You will see from the list of zero carbon energy sources that some technologies do not give a continuous supply, as seen with wind and solar. To make these sources useful therefore we need ways to store the energy when the wind has stopped and it has gone dark.


They are grouped as:

  • Chemical: The obvious form of chemical storage is the battery. Battery technology is constantly improving, but has a high requirement for rare earth metals and disposal problems. The other main contender is hydrogen generation by electrolyses.
  • Thermal energy: We are all familiar with the “storage heater”, which goes back decades and was one of the first mainstream technologies to iron out the peaks and troughs of energy demand. It was a derivative of the “Masonry Heaters” used for centuries in Northern Europe. There is an interesting feasibility project going on which uses PV electricity to heat molten salt, which in turn runs a conventional power station. The molten salt is stored in underground insulated tanks and so the whole power station can run 24 hours a day.
  • Kinetic energy: Kinetic meaning movement. The main use of this is for very localised systems, typically vehicles. Hybrid racing cars use a heavy flywheel to slow the car down as a form of braking, then re-use the energy to accelerate it. The same technique is used on some trams and trains.
  • Potential energy: The best example of this are facilities such as the Electric Mountain. This plant uses two natural lakes and stores energy by pumping the water from the lower to the higher, then releases it by running the water down again through a generator.

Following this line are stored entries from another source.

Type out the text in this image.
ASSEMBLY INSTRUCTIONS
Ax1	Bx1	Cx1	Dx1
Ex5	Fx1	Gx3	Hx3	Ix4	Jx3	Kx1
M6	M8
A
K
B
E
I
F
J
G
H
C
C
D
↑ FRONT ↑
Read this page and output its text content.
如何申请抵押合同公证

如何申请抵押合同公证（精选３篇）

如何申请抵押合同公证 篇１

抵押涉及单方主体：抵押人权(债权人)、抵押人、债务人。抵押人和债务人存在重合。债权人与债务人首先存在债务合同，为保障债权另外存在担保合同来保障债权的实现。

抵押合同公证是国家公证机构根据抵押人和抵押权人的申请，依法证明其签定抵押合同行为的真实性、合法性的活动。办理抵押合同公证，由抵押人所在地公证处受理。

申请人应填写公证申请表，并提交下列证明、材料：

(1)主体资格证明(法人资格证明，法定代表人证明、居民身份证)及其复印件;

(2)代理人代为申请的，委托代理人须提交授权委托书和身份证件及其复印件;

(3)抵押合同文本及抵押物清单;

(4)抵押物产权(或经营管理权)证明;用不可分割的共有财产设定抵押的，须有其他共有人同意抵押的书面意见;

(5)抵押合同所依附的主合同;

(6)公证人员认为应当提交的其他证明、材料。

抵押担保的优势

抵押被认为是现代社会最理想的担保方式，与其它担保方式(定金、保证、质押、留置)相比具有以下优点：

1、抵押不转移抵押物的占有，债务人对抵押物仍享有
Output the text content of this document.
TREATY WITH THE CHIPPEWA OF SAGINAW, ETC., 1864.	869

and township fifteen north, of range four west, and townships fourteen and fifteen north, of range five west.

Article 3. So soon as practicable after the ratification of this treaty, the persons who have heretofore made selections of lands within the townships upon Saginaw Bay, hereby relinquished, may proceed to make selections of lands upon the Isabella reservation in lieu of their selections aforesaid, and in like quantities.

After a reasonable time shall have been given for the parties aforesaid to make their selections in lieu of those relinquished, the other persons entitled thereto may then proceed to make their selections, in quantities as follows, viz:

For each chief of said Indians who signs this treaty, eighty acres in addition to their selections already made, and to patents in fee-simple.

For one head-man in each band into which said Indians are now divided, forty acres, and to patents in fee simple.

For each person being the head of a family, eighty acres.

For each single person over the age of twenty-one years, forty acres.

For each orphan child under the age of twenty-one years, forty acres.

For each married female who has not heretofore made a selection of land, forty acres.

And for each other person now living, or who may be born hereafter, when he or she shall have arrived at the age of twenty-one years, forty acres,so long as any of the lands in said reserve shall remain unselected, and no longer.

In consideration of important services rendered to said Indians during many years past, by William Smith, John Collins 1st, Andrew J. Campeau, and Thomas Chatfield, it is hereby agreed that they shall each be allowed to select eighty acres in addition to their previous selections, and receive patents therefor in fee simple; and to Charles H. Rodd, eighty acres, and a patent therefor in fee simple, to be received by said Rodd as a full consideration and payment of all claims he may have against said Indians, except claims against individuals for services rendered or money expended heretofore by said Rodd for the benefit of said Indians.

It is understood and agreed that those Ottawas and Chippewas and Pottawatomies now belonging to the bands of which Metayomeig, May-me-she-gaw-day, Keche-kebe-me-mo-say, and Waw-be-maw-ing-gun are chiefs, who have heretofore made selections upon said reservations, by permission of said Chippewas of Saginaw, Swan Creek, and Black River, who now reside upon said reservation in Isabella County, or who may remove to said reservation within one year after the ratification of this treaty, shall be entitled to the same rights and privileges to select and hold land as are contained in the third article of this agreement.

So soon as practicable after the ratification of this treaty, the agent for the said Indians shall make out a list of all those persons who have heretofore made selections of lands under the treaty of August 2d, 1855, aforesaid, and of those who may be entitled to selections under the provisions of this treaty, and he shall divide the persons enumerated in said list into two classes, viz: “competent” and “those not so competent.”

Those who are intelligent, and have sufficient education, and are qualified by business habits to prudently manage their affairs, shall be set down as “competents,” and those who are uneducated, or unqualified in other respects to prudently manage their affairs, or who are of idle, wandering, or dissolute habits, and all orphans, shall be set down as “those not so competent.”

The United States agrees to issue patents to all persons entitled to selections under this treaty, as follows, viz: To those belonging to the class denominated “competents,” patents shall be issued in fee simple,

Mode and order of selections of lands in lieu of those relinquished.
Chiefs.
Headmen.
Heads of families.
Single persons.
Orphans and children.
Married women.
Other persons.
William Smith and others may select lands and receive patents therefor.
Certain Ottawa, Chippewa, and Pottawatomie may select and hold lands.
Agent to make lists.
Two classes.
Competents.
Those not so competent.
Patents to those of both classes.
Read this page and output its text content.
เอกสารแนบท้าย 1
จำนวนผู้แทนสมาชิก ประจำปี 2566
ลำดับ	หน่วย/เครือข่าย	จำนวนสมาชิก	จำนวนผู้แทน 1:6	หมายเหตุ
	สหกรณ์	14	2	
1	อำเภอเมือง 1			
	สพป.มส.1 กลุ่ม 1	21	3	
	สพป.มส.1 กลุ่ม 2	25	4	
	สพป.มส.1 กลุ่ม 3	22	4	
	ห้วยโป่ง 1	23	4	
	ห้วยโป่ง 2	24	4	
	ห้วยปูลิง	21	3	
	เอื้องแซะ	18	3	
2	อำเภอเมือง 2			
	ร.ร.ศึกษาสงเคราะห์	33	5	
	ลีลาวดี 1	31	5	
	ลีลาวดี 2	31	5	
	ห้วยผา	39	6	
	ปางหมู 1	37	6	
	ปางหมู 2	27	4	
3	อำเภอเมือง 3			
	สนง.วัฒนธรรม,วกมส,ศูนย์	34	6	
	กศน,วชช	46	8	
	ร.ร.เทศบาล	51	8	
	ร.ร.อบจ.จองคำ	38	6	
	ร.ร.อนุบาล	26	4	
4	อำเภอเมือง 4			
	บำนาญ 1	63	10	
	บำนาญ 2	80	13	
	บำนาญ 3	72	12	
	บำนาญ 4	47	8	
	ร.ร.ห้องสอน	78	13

Each technology can be evaluated in terms of effectiveness by the following parameters:

  • Efficiency: The energy produced compared to the energy consumed.
  • Unit cost: The cost of the energy in currency (eg £) per joule (the unit of energy)
  • Life time cost: The cost per joule taking into account the creation, maintenance and decommissioning of the facility.
  • Life time carbon emission: The actual CO2 produced during the life of the facility.


It is futile to expect a new energy supply system that exactly replaces the previous ‘steady state model’. Henry Ford famously said, “If I’d asked my customers what they wanted, they would have said Faster Horses”. The carbon impact of any system depends upon the way it is used. No distribution utility can supply its peak demand and rely on some kind of compromise to keep the cost reasonable. For example, there would not be enough water if all the taps were tuned on simultaneously; there would not be enough waste disposal capacity if everyone flushed their toilet and let out their baths simultaneously; and there is not enough phone capacity for everyone to call simultaneously. Likewise, the energy generation system will be most efficient under specific usage profiles:

  • Less: Consider more energy efficient ways of doing everything – home working being an obvious option, and insulation, which is the topic of my other article in this series.
  • Better directed: We are all familiar with the old ‘off-peak electricity’ product. This was a market lead offering to match the constant electricity supply model to the varying demand. This can be turned around to get the device which consumes energy, like washing machines, to communicate with the machines that supply it.


We can almost eliminate carbon dioxide emissions from our energy sources. I have described here all the technologies which are available for low carbon energy production in terms of their science and engineering.

How this is done is now up the politicians to decide.